Le aziende con i migliori risultati economici sono anche quelle che scommettono di più sul capitale umano per lo sviluppo dei prossimi anni. In particolare, nell’ultimo Global Ceo Study di Ibm i manager più performanti mettono al centro il benessere delle persone, il lavoro distribuito e l’ecosistema tecnologico

Una delle principali sfide nei prossimi anni sarà la gestione di una forza lavoro distribuita, perché indietro non si torna. Il lavoro diventerà ibrido, alternato tra presenza in ufficio e attività da remoto, con un concetto di workplace in via di trasformazione. Ne sono convinti uno su due i Chief Executive Officer (Ceo) di successo (50%), contro il 24% di quelli che hanno ottenuto performance inferiori negli ultimi tre anni.

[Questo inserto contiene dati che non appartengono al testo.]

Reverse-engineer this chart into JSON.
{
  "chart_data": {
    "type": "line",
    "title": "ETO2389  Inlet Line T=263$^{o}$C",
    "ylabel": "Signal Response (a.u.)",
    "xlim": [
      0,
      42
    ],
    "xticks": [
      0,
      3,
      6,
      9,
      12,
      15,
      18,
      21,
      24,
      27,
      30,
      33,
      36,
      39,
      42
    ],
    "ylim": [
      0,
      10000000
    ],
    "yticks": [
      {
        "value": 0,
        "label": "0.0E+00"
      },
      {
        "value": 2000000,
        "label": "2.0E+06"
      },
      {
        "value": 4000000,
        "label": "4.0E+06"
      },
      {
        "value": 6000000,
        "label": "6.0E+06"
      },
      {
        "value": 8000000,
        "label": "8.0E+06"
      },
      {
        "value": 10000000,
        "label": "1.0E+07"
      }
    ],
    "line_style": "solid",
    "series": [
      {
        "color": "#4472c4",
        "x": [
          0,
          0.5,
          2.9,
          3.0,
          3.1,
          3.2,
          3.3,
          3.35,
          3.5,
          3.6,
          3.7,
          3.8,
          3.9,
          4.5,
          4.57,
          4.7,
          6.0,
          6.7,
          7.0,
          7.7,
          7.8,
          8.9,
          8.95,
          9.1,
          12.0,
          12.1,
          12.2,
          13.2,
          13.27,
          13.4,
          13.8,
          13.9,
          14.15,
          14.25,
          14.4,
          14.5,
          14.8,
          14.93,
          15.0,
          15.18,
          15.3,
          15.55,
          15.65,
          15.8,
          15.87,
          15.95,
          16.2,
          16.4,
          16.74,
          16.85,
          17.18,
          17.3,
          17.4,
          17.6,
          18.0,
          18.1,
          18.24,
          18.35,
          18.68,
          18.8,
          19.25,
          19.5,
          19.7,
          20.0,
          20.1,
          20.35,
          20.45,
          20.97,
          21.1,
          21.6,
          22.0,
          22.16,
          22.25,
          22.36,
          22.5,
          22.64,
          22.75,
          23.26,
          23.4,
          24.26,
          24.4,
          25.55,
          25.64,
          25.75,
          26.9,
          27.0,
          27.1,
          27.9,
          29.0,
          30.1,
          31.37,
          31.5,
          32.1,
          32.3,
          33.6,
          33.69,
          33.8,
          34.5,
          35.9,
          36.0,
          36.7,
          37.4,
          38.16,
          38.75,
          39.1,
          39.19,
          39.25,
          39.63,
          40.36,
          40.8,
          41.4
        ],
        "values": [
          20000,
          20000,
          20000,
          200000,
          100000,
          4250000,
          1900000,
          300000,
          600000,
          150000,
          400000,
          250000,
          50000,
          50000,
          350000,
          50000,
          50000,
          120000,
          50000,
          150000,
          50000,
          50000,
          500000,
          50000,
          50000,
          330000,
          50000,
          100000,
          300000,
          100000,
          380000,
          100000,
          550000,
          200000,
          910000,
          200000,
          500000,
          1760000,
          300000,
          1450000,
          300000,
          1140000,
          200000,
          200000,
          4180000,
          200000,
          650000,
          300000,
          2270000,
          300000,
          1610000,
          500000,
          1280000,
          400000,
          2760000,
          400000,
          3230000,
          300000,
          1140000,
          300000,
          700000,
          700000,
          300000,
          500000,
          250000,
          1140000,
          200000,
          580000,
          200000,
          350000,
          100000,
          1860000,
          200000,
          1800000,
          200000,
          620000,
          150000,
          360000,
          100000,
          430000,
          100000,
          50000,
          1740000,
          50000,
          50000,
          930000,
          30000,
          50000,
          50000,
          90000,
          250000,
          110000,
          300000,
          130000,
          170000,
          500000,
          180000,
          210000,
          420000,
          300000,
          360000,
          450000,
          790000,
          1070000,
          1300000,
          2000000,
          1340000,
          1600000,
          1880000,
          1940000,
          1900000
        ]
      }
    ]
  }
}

Lo rivela il più recente Global Ceo Study di Ibm – Institute for Business Value, che ha intervistato 3mila Ceo operanti in 26 settori di 50 Paesi al mondo, compresa l’Italia. Accanto a un concetto di posto e luogo di lavoro che cambia, la massima attenzione va data al benessere dei lavoratori per il 77% dei Ceo più performanti a livello mondiale e per il 54% dei Ceo italiani, contro il 39% dei top manager meno performanti. Il benessere delle persone continuerà a essere centrale nei prossimi anni, anche se all’inizio dovesse influire negativamente sulla profittabilità a breve termine dell’azienda.

In pratica, i top manager con i migliori risultati economici sono anche quelli con una visione più di media-lunga scadenza del business e della sua sostenibilità e investiranno in ascolto, attenzione e tecnologie, come piattaforme digitali abilitate dal cloud, per favorire la collaborazione, prevenire il burnout (crollo psicologico) e promuovere la cultura aziendale con attenzione alla diversità e all’inclusione.

Mark Foster

«La pandemia ha imposto di focalizzarsi su ciò che è essenziale, come le proprie persone. Le aspettative di molti dipendenti nei confronti dei loro datori di lavoro sono cambiate in modo significativo.

La gestione della forza lavoro distribuita richiede l’adozione di tecnologia agile e modelli di leadership più empatici, oltre che la promozione di una cultura flessibile e inclusiva», commenta Mark Foster, senior vice president Ibm Services.

Sul numero di marzo di Industrie 4.0 ci sarà un ampio servizio sul lavoro del futuro che sarà ibrido, con testimonianze aziendali e raccomandazioni degli esperti.

Centralità degli ecosistemi tecnologici

Dallo studio Ibm emerge anche la centralità degli ecosistemi per la crescita delle imprese. I Ceo di maggior successo ripongono grande fiducia nelle partnership: il 63% ritiene infatti che la collaborazione in ottica di ecosistema tra imprese, centri di ricerca e mondo accademico influisca positivamente sulle performance aziendali, contro la metà dei Ceo meno performanti.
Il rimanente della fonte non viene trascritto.